Personal information
- Full name: Nicholas Winmar
- Born: 27 April 1991 (age 34)
- Original team: South Fremantle Football Club
- Draft: 32nd overall, 2009 National Draft
- Height: 189 cm (6 ft 2 in)
- Weight: 81 kg (179 lb)

Playing career^{1}
- Years: Club / Games (Goals)
- 2010–2011: St Kilda / 2 (0)
- ^{1} Playing statistics correct to the end of 2011.

= Nicholas Winmar =

Australian rules footballer

Nicholas "Nick" Winmar (born 27 April 1991) is an Australian rules footballer who played for the St Kilda Football Club in the Australian Football League (AFL).

Winmar is the second cousin of former St Kilda and Western Bulldogs player Nicky Winmar. St Kilda drafted him with the 32nd selection in the 2009 AFL draft from Claremont Football Club in the West Australian Football League (WAFL).

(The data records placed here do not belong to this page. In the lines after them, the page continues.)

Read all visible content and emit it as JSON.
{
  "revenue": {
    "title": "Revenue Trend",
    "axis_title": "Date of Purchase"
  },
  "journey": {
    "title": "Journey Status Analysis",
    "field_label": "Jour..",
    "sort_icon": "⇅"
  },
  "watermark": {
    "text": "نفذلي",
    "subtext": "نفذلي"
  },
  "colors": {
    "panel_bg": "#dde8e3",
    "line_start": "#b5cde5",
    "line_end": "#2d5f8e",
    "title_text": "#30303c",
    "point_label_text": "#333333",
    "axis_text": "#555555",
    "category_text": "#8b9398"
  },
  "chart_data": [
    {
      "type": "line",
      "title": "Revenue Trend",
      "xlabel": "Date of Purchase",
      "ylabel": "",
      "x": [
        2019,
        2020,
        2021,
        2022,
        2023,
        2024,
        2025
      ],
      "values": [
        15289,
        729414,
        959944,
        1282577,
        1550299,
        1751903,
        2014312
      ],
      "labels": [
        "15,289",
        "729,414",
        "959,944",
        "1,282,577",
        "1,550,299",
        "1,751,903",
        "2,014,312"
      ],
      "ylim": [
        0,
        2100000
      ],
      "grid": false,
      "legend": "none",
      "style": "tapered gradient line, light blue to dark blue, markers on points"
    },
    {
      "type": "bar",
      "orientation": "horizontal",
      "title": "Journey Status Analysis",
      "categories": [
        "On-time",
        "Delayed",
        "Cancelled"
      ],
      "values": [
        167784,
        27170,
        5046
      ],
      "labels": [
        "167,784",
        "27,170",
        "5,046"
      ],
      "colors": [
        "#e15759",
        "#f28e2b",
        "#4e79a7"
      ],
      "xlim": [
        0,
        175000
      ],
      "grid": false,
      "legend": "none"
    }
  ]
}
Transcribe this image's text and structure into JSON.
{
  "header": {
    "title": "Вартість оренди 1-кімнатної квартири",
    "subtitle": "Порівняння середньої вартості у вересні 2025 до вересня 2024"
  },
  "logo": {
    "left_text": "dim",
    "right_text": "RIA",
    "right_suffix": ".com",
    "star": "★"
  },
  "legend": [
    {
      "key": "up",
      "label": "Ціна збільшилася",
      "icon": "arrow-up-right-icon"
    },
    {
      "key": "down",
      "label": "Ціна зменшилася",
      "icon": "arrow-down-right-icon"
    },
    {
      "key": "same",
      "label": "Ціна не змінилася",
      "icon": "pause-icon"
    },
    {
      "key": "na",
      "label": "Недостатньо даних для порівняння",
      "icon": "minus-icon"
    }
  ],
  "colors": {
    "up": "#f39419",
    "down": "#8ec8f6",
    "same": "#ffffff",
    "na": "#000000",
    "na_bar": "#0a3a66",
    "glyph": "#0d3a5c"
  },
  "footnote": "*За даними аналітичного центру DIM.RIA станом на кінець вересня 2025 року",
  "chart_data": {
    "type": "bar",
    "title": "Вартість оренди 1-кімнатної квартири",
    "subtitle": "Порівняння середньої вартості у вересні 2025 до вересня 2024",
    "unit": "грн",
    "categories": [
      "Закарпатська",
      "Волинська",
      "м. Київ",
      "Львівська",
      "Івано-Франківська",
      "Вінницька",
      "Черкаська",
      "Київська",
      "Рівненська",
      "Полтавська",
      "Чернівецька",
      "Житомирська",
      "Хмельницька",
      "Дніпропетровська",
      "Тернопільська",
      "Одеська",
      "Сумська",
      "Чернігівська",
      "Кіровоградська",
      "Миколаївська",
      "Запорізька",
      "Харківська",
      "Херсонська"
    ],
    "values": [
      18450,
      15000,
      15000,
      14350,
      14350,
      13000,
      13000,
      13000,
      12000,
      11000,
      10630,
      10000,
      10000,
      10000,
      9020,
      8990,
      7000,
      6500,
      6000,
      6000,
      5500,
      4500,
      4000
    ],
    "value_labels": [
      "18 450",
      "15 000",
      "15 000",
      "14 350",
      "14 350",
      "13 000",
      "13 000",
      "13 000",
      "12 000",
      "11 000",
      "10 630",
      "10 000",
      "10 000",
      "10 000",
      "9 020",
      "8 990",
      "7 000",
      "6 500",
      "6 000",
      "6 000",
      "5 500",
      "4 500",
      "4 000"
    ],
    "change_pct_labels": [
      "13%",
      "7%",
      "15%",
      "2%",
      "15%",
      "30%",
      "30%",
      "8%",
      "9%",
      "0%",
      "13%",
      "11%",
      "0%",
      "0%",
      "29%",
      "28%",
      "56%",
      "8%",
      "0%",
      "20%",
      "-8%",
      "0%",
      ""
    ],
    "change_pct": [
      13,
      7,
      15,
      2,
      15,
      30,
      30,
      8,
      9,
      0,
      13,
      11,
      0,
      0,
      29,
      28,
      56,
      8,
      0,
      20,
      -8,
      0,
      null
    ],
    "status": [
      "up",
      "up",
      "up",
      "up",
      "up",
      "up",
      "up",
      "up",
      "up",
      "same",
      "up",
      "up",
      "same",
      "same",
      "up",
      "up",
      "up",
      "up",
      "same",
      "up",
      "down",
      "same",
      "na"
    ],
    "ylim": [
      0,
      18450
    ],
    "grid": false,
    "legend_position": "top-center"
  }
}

Winmar made his debut in round 9, 2011 against the Melbourne Football Club and played the following week against Fremantle Football Club before being dropped back to the Victorian Football League (VFL). Winmar was then named as an emergency several times towards the end of the 2011 season.

He was delisted at the conclusion of the 2012 season, despite being contracted until the end of the 2013 season.